Lome, 02 March, 2020 / 8:27 pm (ACI Africa).
Days after the retired Archbishop of Togo’s Lomé Archdiocese, Philippe Fanoko Kpodzro denounced the preliminary results of the presidential election in the country and called for protests, the Bishops in the West African nation have, in a collective statement, denied claims that they have abandoned their “elder brother.”
“Since the proclamation of the provisional results, the Togolese Bishops’ Conference has not remained inactive in the face of the situation of Archbishop Emeritus Philippe Fanoko Kpodzro,” the Bishops stated in their March 1 statement in which they emphasize that they have “not abandoned the Bishop, their elder brother, to his “sad fate”, as some of the faithful mistakenly think.”
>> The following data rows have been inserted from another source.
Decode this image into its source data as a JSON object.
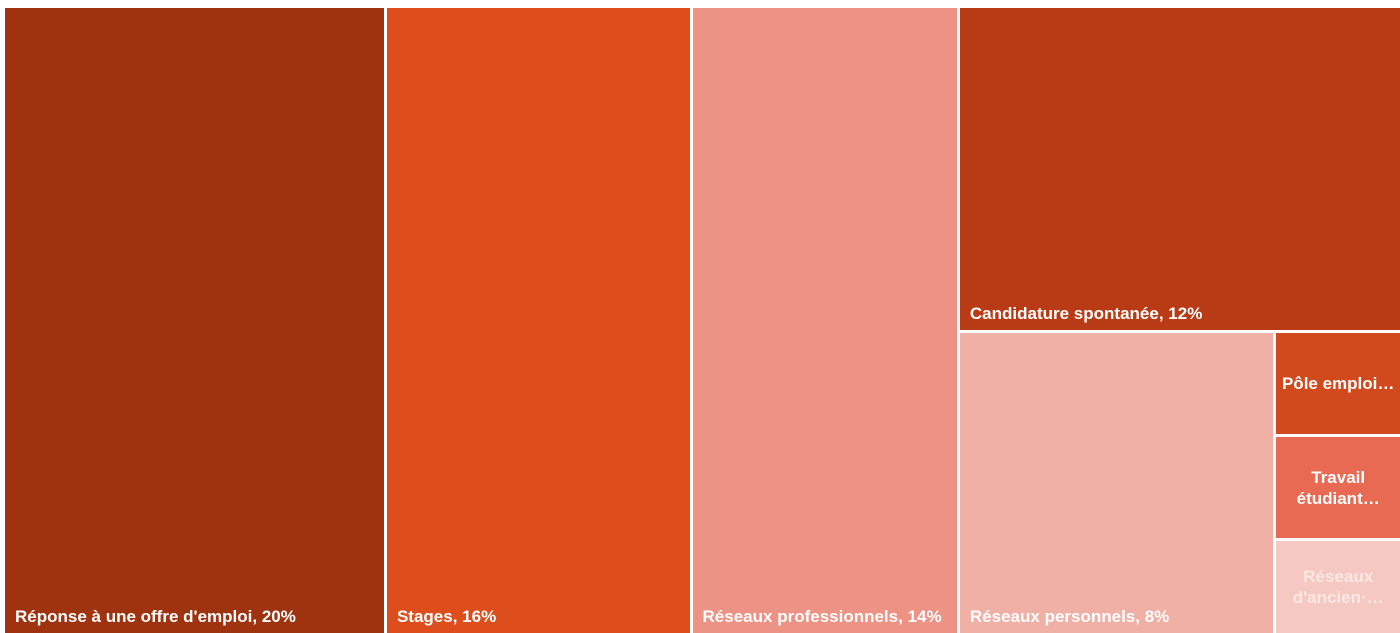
{
  "chart_data": {
    "type": "treemap",
    "categories": [
      "Réponse à une offre d'emploi",
      "Stages",
      "Réseaux professionnels",
      "Candidature spontanée",
      "Réseaux personnels",
      "Pôle emploi…",
      "Travail étudiant…",
      "Réseaux d'ancien·…"
    ],
    "values": [
      20,
      16,
      14,
      12,
      8,
      1.1,
      1.1,
      1.0
    ],
    "value_labels": [
      "20%",
      "16%",
      "14%",
      "12%",
      "8%",
      null,
      null,
      null
    ],
    "colors": [
      "#a0330f",
      "#de4e1d",
      "#ec9385",
      "#b93b16",
      "#f0b0a6",
      "#d04a1e",
      "#e86a53",
      "#f5c9c2"
    ]
  }
}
The “sad fate” is in reference to the blockade, which the government security agencies mounted on the roads leading to the residence of the Archbishop, deterring him from leaving the premises to participate in the march he had spearheaded.
The move to block the Archbishop from leaving his residence is “not only a serious infringement of his freedom of movement, but it also prevents the functioning of the health center adjacent to this place,” members of the Episcopal Conference of Togo (CET) decried in their collective statement.
The security barrier also prevented priests “from celebrating the Eucharist in the chapel of the health center for Religious, service personnel and the sick,” the Bishops further bemoan.